Life-Net News Extras

Israeli Rabbis Decry Evangelical Support
      Prominent Israeli rabbis are for the first time speaking out against Israel's profitable alliance with evangelical Christians in the US who have funneled tens of millions of dollars to the Jewish state. The rabbis fear the evangelicals' real intent is to convert Jews, their aides said on May 10. Others are concerned about the evangelicals' support for Israel's extreme right-wing and their opposition to any compromise with the Palestinians.
      "I don't see any permission to receive funds that aid in the infiltration of the work of strangers under the false impression of aid to the needy," the letter said.
      Rabbi Simcha Hacohen Kook, another critic, said he fears the donors are trying to exploit Israel's most vulnerable: "Those who don't have money don't ask questions."

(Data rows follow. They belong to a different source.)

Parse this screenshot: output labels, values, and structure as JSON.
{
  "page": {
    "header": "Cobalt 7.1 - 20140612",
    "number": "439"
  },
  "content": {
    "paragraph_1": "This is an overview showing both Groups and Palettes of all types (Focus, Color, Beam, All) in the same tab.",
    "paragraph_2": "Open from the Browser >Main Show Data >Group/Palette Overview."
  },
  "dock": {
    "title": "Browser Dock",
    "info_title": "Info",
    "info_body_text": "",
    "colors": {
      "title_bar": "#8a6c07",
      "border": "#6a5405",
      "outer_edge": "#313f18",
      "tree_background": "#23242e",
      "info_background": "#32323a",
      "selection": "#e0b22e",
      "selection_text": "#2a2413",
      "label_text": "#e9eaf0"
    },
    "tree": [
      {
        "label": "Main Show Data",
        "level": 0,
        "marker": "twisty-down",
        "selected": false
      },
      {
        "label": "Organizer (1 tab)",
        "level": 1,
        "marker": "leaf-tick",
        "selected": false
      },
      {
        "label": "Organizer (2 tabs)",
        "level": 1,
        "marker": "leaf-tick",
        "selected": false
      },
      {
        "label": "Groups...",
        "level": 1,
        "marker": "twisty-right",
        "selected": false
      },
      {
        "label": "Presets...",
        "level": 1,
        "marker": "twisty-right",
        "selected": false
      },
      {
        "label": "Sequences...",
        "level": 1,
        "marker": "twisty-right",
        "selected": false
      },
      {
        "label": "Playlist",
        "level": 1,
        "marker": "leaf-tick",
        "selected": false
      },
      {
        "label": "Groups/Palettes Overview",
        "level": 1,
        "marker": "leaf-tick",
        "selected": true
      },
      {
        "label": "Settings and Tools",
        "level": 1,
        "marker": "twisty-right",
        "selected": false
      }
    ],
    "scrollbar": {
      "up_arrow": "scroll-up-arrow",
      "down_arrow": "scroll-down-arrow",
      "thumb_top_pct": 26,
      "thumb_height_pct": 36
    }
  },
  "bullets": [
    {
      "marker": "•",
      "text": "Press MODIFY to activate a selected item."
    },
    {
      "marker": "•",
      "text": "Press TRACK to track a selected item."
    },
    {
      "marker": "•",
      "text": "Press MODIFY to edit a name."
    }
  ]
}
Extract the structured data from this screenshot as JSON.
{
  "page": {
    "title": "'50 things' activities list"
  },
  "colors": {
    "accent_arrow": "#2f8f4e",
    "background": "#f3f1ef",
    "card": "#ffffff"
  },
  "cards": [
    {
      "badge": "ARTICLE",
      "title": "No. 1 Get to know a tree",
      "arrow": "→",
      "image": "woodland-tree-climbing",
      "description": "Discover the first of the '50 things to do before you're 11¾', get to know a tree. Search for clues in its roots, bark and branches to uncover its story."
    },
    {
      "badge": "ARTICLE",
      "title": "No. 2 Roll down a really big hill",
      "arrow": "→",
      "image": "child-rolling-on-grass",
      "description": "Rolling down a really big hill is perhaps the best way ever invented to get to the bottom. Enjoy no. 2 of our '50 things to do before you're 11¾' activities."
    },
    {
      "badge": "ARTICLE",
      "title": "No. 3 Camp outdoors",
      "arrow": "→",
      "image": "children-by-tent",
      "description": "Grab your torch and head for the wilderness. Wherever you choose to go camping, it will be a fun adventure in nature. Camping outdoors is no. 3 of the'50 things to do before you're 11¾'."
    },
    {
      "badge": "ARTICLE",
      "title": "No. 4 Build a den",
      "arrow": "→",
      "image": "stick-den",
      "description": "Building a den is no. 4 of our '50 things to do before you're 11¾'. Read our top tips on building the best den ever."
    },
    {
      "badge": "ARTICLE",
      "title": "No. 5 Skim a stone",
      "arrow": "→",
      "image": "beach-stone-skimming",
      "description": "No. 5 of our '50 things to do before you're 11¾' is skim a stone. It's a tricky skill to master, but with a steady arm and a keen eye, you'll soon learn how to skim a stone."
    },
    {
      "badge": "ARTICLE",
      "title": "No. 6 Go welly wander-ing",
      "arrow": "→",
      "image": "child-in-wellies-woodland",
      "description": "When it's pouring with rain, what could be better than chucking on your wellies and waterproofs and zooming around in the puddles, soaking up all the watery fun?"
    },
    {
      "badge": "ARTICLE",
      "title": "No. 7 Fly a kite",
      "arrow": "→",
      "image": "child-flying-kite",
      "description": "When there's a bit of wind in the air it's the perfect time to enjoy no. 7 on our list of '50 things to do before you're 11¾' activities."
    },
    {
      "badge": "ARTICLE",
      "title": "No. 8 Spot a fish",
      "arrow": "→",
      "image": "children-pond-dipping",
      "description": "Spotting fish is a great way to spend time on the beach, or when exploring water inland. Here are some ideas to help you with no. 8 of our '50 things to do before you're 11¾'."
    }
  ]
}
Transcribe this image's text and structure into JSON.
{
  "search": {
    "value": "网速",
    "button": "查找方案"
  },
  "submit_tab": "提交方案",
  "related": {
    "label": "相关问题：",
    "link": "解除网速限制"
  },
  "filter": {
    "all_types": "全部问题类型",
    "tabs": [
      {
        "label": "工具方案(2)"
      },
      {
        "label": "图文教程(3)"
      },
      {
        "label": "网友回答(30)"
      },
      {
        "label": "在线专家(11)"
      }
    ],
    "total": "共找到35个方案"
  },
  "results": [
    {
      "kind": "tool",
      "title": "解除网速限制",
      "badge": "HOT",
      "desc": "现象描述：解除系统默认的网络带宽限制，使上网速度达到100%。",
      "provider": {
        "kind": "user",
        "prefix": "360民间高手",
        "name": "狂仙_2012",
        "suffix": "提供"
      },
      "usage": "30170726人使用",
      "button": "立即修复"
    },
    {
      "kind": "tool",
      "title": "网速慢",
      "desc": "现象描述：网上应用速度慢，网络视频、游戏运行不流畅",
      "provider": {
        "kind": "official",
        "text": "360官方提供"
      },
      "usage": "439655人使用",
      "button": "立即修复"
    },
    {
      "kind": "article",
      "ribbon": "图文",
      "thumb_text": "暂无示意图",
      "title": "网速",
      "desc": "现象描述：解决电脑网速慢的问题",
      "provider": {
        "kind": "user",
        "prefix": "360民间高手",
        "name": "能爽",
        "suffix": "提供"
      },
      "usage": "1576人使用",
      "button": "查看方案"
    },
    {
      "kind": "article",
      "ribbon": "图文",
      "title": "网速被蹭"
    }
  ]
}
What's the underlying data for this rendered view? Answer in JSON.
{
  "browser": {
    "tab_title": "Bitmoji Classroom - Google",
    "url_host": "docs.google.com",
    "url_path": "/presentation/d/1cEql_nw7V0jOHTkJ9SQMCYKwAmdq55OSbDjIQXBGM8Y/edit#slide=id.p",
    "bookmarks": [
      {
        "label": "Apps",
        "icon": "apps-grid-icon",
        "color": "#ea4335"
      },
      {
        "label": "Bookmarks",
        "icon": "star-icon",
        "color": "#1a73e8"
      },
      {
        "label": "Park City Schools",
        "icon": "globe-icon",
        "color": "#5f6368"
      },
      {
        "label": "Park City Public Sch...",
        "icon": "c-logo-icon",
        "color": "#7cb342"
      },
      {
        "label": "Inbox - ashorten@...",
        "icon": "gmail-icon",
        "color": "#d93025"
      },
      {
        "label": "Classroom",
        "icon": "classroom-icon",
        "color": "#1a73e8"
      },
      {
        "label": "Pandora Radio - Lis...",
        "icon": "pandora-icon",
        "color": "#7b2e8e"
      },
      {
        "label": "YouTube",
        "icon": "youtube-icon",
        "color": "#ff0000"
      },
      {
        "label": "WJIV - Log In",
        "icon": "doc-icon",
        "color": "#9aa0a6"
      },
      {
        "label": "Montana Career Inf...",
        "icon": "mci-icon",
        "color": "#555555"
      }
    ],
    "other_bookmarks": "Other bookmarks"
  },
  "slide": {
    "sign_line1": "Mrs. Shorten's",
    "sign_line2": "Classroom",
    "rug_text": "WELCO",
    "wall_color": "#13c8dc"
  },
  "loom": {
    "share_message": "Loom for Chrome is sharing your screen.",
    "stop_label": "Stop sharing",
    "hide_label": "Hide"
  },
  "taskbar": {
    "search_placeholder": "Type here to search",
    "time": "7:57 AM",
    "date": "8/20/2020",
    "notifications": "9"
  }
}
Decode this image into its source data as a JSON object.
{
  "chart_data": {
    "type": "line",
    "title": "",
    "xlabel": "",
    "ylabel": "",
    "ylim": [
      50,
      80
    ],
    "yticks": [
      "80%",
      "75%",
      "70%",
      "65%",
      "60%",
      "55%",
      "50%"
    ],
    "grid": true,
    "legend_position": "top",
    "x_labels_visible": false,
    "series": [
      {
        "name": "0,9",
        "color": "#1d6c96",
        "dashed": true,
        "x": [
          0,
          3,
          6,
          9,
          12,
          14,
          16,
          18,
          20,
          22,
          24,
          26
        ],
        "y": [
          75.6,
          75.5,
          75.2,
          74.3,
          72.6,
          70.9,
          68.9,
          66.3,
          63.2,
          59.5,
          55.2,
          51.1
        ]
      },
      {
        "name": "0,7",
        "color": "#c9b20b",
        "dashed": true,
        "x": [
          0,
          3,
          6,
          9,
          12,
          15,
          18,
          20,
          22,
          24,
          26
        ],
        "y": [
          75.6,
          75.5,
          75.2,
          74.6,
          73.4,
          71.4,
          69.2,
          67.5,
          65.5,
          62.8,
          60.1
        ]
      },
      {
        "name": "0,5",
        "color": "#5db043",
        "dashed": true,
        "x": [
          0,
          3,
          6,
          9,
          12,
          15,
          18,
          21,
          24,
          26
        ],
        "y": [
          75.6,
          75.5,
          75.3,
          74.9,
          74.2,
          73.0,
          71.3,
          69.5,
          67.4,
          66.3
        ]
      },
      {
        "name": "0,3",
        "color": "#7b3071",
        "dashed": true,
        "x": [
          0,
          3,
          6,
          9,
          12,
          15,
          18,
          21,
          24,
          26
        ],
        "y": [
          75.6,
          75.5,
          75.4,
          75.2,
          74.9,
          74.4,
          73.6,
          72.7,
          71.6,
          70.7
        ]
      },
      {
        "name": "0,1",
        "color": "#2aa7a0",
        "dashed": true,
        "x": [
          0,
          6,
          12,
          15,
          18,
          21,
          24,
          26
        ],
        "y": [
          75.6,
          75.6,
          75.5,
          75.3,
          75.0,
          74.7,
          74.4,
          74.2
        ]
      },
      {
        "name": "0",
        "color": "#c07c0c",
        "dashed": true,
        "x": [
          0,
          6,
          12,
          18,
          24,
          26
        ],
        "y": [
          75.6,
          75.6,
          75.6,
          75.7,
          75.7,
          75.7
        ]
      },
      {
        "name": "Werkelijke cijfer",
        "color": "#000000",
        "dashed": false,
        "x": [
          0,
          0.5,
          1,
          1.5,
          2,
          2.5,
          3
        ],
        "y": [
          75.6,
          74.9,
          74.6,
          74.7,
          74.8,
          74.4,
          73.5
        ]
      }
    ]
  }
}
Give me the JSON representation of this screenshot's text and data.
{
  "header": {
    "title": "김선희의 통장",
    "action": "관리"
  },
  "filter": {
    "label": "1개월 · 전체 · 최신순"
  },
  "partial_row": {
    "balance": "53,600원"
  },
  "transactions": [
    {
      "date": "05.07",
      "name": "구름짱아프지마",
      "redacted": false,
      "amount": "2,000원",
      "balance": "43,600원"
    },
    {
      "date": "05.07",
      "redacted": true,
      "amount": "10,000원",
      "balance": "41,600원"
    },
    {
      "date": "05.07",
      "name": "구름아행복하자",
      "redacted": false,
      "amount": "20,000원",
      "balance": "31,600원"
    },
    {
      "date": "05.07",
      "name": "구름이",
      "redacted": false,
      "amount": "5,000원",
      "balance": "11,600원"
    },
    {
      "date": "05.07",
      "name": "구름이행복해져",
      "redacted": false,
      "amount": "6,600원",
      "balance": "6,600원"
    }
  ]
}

      Rabbi Yechiel Eckstein (Orthodox), president of the Chicago-based International Fellowship of Christians and Jews, brushed off the criticism as complaints by a tiny minority. He said the group has raised $100 million, including $20 million last year alone, to assist Israel's poor, elderly and new immigrants, as well as impoverished Jewish communities in the former Soviet Union. The group sponsors projects in 85 Israeli towns and cities.
      Besides contributing tidy sums to projects in Israel, some evangelical Christians have lobbied in support of the Israeli government in Washington. Troubling to Israelis is the fact that one influential group of evangelicals believes in a final, apocalyptic battle between good and evil in which Jesus returns and Jews either accept him or perish.
      Maintaining good relations with American evangelicals is important to Israel's government. Evangelicals make up a powerful support base for President Bush and enjoy close ties to the White House.
      Concern about evangelical support has been bubbling under the surface for some time. Although leading rabbis had stayed in the background, their worries emerged May 10 in the Israeli media.
      Source:  Associated Press

Youth Visions for Stronger Neighborhoods
      Youth (12-18) have taken to the streets near East 149th Street and Westchester Avenue in the Bronx -- with video cameras and tape recorders. They're on a mission to learn about the neighborhood where they live and to play a role in making it better.
     As urban planners and community developers in CTCNet's Youth Visions for Stronger Neighborhoods program, the young people were sent out to identify neighborhood needs by interviewing residents and business owners, noting the physical conditions of their environment, mapping local assets, and conducting additional research using newspapers, the US Census and other online databases. The program calls for them to brainstorm towards a solution to one of the needs they've identified. Then they're slated to share their ideas in a multimedia presentation at a community meeting they plan and organize. They also expect to meet with local officials to educate them about their solution -- a demonstration of youth interest in civic affairs.